Facing The Article 35A Challenge


On Monday, a rumour about scrapping of the Article 35A triggered an instantaneous shutdown, protests and stone pelting in parts of Kashmir. There were reports of clashes between protesters and security forces in  Shopian, Anantnag, Pulwama, Kulgam, Baramulla and the parts of Srinagar. Students of many colleges also joined the protests. Scores of protesters were injured in clashes, some hit by pellets. All that had happened was a fresh petition against the all-important constitutional provision was filed in Supreme Court and the court adjourned the hearing on it. Now the clutch of petitions challenging the Article 35A that grants special citizenship rights to the people of J&K will be heard on August 31. But Monday’s spontaneous shutdown and protests presaged what is likely to happen to Kashmir if the Article 35A was tinkered with.

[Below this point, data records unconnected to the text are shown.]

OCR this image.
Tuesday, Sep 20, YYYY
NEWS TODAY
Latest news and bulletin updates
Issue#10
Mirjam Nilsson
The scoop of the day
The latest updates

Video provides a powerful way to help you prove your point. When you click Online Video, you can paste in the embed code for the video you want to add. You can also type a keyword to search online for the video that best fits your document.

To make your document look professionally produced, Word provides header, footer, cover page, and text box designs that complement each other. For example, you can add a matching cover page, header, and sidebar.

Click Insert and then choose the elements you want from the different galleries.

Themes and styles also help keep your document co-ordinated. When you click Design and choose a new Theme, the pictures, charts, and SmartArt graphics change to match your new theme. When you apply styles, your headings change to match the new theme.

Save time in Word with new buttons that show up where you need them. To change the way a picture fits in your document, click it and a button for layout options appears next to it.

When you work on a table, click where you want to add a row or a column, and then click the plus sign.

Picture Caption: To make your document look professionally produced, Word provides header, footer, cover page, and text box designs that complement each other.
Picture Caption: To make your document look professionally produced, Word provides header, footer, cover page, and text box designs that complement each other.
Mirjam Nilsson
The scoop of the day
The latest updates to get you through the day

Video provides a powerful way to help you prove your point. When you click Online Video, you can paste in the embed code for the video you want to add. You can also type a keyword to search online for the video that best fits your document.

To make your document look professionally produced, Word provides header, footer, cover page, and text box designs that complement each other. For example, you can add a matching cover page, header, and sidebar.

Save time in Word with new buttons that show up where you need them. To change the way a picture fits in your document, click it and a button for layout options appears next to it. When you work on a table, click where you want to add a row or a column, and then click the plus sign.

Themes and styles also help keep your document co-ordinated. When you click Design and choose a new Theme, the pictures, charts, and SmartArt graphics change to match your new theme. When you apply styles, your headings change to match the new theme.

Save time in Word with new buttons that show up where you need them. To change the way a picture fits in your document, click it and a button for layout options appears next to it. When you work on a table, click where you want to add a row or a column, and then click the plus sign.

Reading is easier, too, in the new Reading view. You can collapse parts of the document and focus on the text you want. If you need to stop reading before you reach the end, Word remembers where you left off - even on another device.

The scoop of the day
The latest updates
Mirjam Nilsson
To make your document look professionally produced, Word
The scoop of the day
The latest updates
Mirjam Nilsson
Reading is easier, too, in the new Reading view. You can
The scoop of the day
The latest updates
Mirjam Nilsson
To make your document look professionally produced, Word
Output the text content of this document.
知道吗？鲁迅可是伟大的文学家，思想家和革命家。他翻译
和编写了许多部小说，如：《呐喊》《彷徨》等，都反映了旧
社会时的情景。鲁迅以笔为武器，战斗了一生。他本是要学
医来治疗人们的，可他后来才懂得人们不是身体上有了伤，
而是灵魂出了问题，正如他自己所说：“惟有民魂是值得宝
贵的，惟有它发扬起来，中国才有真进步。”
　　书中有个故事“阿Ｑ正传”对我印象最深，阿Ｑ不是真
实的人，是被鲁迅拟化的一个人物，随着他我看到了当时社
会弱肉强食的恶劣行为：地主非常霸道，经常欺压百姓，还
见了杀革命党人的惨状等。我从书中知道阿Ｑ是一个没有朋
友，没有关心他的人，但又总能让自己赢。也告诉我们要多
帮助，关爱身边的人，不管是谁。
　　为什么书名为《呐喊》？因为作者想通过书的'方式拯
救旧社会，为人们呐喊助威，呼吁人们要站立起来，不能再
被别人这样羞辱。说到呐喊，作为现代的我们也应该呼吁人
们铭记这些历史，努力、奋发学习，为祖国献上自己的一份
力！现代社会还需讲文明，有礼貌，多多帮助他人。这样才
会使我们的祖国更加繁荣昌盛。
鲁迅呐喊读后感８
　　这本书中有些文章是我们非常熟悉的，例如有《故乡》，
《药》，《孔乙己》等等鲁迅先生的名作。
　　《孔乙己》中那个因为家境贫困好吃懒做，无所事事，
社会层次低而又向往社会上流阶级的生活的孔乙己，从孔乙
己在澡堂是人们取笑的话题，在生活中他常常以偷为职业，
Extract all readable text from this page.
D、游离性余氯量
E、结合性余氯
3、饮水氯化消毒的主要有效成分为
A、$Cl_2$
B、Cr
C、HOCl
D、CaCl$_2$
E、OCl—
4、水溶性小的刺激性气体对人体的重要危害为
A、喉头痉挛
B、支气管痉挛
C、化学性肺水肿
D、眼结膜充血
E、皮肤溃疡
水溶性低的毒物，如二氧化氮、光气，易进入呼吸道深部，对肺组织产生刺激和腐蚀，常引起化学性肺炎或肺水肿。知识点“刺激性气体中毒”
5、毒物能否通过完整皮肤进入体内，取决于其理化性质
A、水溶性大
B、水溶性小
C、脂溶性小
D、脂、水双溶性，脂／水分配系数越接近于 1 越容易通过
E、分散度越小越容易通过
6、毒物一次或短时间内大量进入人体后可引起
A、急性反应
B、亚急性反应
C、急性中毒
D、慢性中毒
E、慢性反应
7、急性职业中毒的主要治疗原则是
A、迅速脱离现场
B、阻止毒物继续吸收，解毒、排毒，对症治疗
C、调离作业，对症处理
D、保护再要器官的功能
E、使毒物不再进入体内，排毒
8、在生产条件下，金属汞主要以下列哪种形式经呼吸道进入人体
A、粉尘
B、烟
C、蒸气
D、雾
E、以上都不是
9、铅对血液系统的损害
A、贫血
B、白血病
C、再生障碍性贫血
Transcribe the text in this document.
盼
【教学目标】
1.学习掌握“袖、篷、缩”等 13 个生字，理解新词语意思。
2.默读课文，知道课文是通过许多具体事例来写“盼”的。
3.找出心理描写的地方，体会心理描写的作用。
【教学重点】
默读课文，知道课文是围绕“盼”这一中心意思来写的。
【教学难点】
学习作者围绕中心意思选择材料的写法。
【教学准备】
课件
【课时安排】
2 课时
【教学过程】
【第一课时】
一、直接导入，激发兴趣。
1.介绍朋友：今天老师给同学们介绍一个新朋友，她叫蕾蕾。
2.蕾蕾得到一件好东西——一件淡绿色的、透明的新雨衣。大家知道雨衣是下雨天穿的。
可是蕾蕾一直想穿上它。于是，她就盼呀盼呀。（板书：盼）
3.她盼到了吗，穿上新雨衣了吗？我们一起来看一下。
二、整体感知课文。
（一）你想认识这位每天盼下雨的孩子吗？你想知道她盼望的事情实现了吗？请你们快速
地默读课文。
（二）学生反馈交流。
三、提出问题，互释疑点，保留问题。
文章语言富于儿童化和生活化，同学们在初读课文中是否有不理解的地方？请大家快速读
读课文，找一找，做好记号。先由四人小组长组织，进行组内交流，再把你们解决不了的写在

This is what  Hurriyat has also underlined  in its statement, warning the governments in Srinagar and New Delhi about the dangers of doing away with the state subject law. “This was a clear message that Kashmiris are in no way going to take this assault lying down and are ready to make every sacrifice to safeguard their identity and the disputed status of their state,” the JRL comprising Syed Ali Geelani, Mirwaiz Umar Farooq and Yasin Malik  said in their joint statement. But it seems nothing is forcing New Delhi to wake up to the gravity of the situation.

Despite the pervading deep sense of apprehension and foreboding in the air, the centre has not deemed it worth its while to reassure the people of the Valley. Now that the Valley seems on the verge of yet another unrest, it is time the centre speaks. But,  as of now, there’s little clarity on what is going to happen. True, last year Home Minister Rajnath Singh’s did say that the centre will not go against the sentiments of the people of Kashmir on Article 35A. But that assurance has so far not been carried forward.

Similarly, the mainstream political class in the state is doing disproportionately little considering the extraordinary nature of the situation. Mainstream parties are more or less content with a rhetorical support to the sentiment on the ground. None of them has held a major protest attended by their top leaders, let alone a major public rally against the possible move. Of course, National Conference and the PDP have chosen to defend the law at the Supreme Court through their respective lawyers. But they have sorely lacked in articulating and representing the fear and restlessness that has gripped the Valley. Not doing so exposes them as the practitioners of a self-serving power politics. The need now is for the mainstream political class to close ranks and become an active part of the movement to protect the Article 35A.